The MATTERS OF CONCERN are as follows.
As Mr Baxter was over 65 years old, he was required under current regulations pursuant to the Road Traffic Act 1988 and associated legislation to apply to have his Category D licence renewed annually using a Form D47P, and to have supplied a medical examination report in Form D4.

My investigation has revealed that Mr Baxter’s registered GP was never asked by Mr Baxter to examine him for the purposes of the renewal of his Category D licence, nor to submit a Form D4. Mr Baxter was medically examined by an appropriately qualified medical practitioner offering such an examination commercially to holders of HGV and PCV licences. A test was undertaken in the approved manner and was accompanied by a completed and duly signed Form D4, dated 2nd October 2021.

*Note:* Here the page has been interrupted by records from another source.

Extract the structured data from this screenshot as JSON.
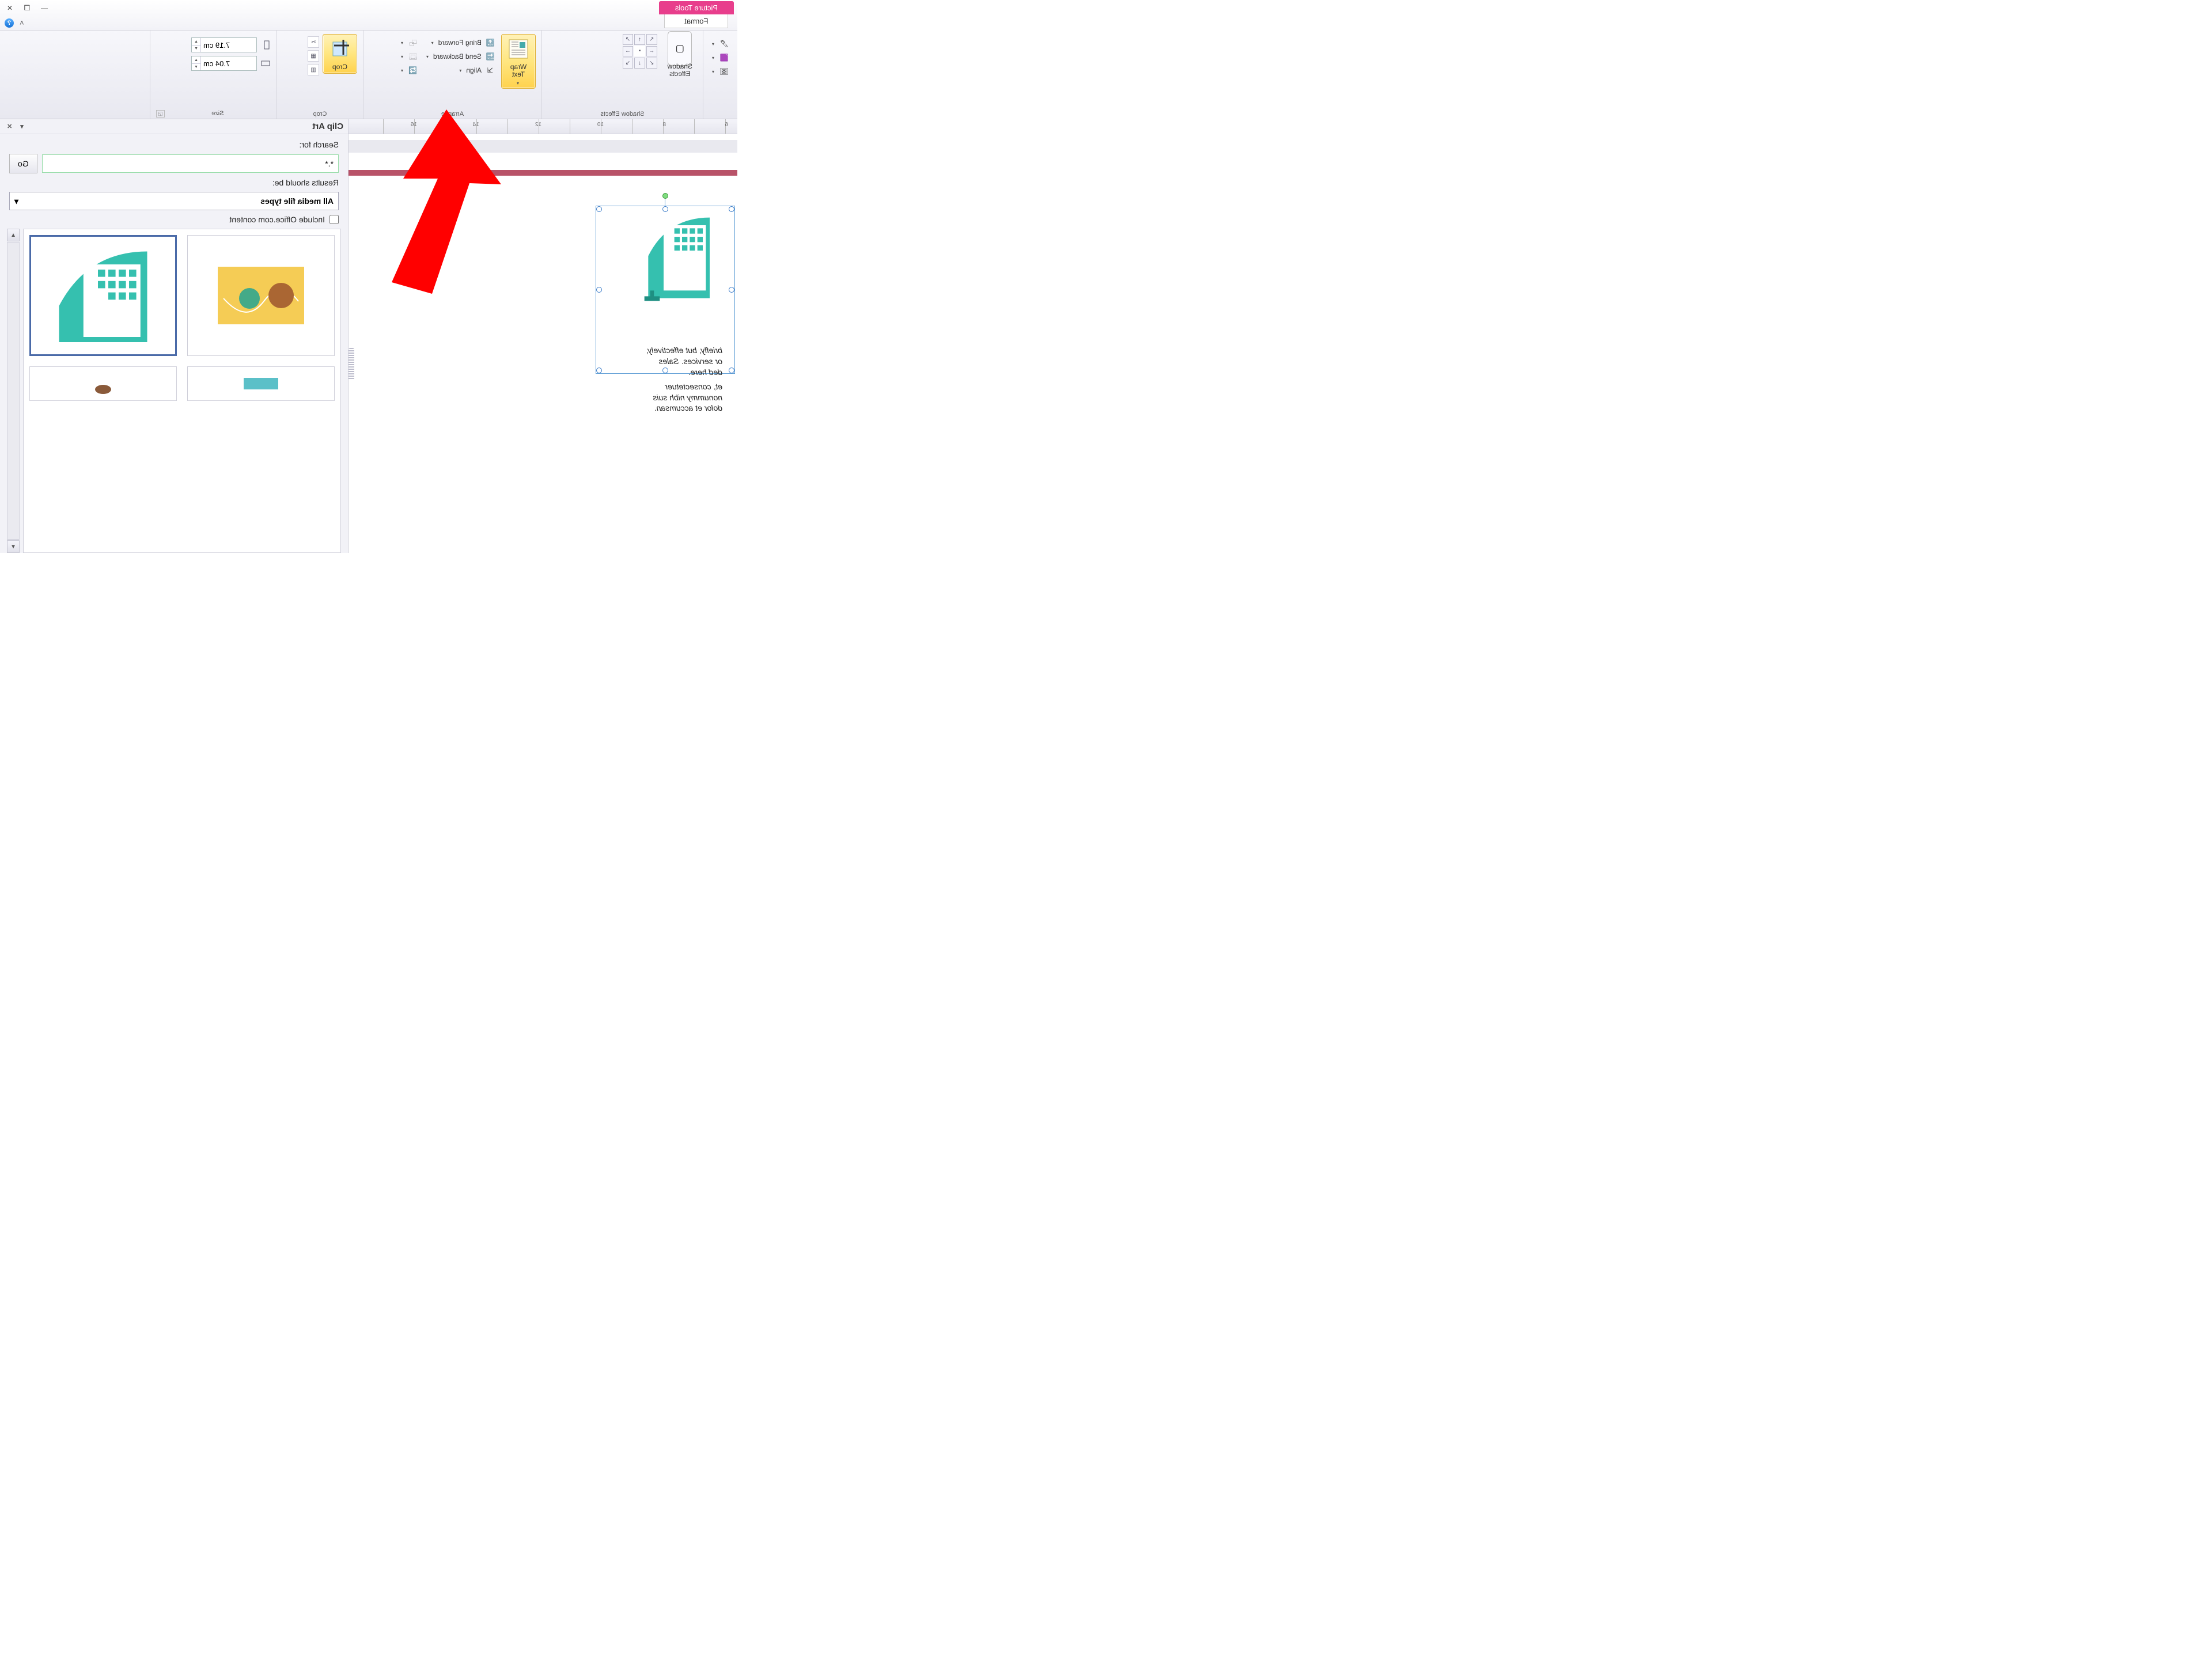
{
  "title_tab": {
    "context": "Picture Tools",
    "ribbon_tab": "Format"
  },
  "window_controls": {
    "minimize": "—",
    "restore": "❐",
    "close": "✕"
  },
  "help": {
    "icon": "?",
    "collapse": "˄"
  },
  "ribbon": {
    "shadow_effects": {
      "label": "Shadow Effects",
      "shadow_effects_btn": "Shadow\nEffects",
      "shape_outline": "",
      "shape_fill": "",
      "change_pic": ""
    },
    "arrange": {
      "label": "Arrange",
      "wrap_text": "Wrap\nText",
      "bring_forward": "Bring Forward",
      "send_backward": "Send Backward",
      "align": "Align",
      "group": "",
      "rotate": ""
    },
    "crop": {
      "label": "Crop",
      "crop_btn": "Crop"
    },
    "size": {
      "label": "Size",
      "height": "7.19 cm",
      "width": "7.04 cm"
    }
  },
  "ruler_numbers": [
    "6",
    "",
    "8",
    "",
    "10",
    "",
    "12",
    "",
    "14",
    "",
    "16",
    ""
  ],
  "picture": {
    "caption_line1": "briefly, but effectively,",
    "caption_line2": "or services. Sales",
    "caption_line3": "ded here.",
    "caption_line4": "et, consectetuer",
    "caption_line5": "nonummy nibh suis",
    "caption_line6": "dolor et accumsan."
  },
  "clipart": {
    "title": "Clip Art",
    "search_for_label": "Search for:",
    "search_value": "*.*",
    "go": "Go",
    "results_label": "Results should be:",
    "results_value": "All media file types",
    "include_label": "Include Office.com content"
  }
}
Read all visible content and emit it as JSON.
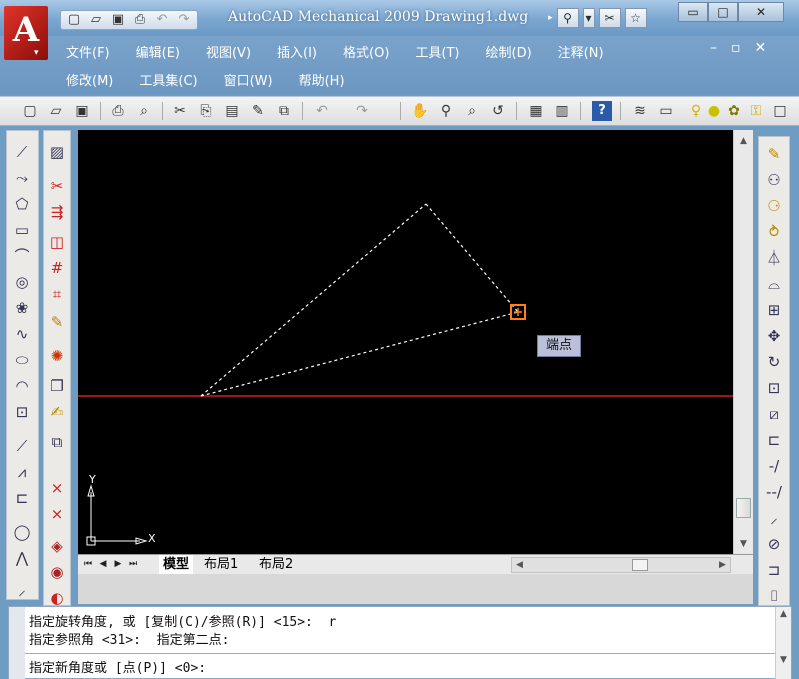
{
  "window": {
    "title": "AutoCAD Mechanical 2009 Drawing1.dwg",
    "app_logo_letter": "A",
    "quick_access_icons": [
      "new-icon",
      "open-icon",
      "save-icon",
      "print-icon",
      "undo-icon",
      "redo-icon"
    ],
    "title_tools": [
      "search-icon",
      "settings-icon",
      "star-icon"
    ],
    "controls": [
      "minimize",
      "maximize",
      "close"
    ],
    "control_glyphs": [
      "▭",
      "□",
      "✕"
    ]
  },
  "menu": {
    "row1": [
      "文件(F)",
      "编辑(E)",
      "视图(V)",
      "插入(I)",
      "格式(O)",
      "工具(T)",
      "绘制(D)",
      "注释(N)"
    ],
    "row2": [
      "修改(M)",
      "工具集(C)",
      "窗口(W)",
      "帮助(H)"
    ],
    "doc_controls": [
      "–",
      "▫",
      "✕"
    ]
  },
  "canvas": {
    "snap_tooltip": "端点",
    "ucs_x": "X",
    "ucs_y": "Y",
    "colors": {
      "background": "#000000",
      "axis_line": "#d11a1a",
      "dashed_preview": "#ffffff",
      "snap_marker": "#ff7f1f"
    }
  },
  "tabs": {
    "model": "模型",
    "layout1": "布局1",
    "layout2": "布局2"
  },
  "command": {
    "history": [
      "指定旋转角度, 或 [复制(C)/参照(R)] <15>:  r",
      "指定参照角 <31>:  指定第二点:"
    ],
    "prompt": "指定新角度或 [点(P)] <0>:"
  }
}
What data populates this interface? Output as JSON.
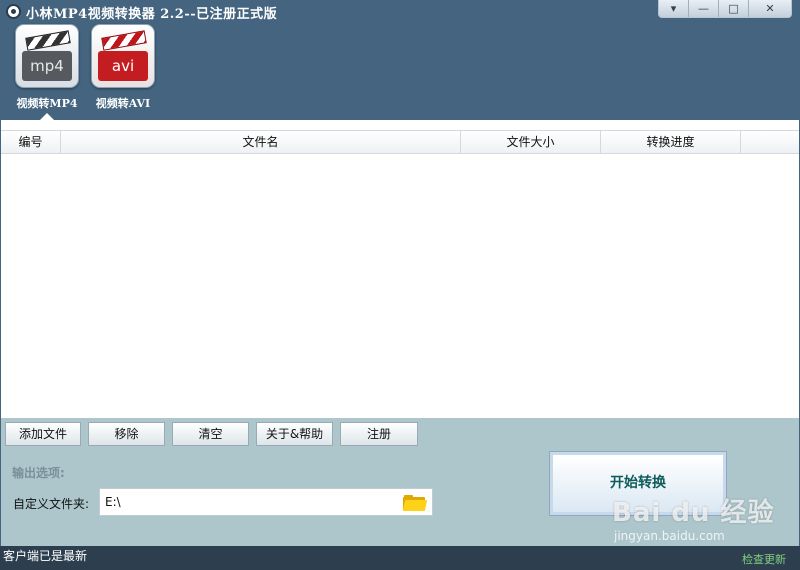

Mr Baxter was diagnosed with Type 2 Diabetes Mellitus in 2007, and with Hypertension in 2011, and he was prescribed suitable medications for these conditions. His medical history showed that he was obese and gaining weight in 2020 with a noted increase over time in his HbA1c, leading his GP to note that his diabetes was poorly controlled. In itself, this history does not make it clear that Mr Baxter was medically unfit to hold a Category D licence. However, aged 78, with chronic and poorly controlled diabetes and high blood pressure, the circumstances in which he would develop ischaemic heart disease and be at risk of suffering a serious coronary episode, of the sort he suffered on 4th September 2022, appeared to be established.

I received evidence that DVLA does commission functional cardiac stress testing for those with known cardiovascular disease, or those with symptoms suspected to be related to cardiac disease but this arises only in cases where such conditions are declared. Apparently there is no mechanism in place to diagnose asymptomatic individuals with these tests, but the evidence in the investigation indicated that a risk-based stratification system (for example a Q-Risk score) which takes account of age and comorbidities, rather than just cardiac symptoms, was feasible to reduce the risk of incidents of this type, thereby prompting consideration of stress testing. Alternatively a periodic stress test related to age was suggested as a means of ameliorating risk. Evidence was also provided indicating that on the D4 form there should be a provision to fill in HbA1c and cholesterol results produced within the previous 3 months as obtained by the applicant from a GP.
In my opinion action should be taken to prevent future deaths and I believe you have the power to take such action.
You are under a duty to respond to this report within 56 days of the date of this report, namely 20th June 2024. I, the coroner, may extend the period.

Your response must contain details of action taken or proposed to be taken, setting out the timetable for action. Otherwise you must explain why no action is proposed.
I have sent a copy of my report to the Chief Coroner and to [REDACTED}
(next of kin), Thames Valley Police Roads Policing, Ryminster Medical Services Limited (trading as D4Drivers UK), and Westbus Coach Services Ltd
I am also under a duty to send the Chief Coroner a copy of your response.

The Chief Coroner may publish either or both in a complete or redacted or summary form. He may send a copy of this report to any person who he believes may find it useful or of interest. You may make representations to me, the coroner, at the time of your response, about the release or the publication of your response by the Chief Coroner.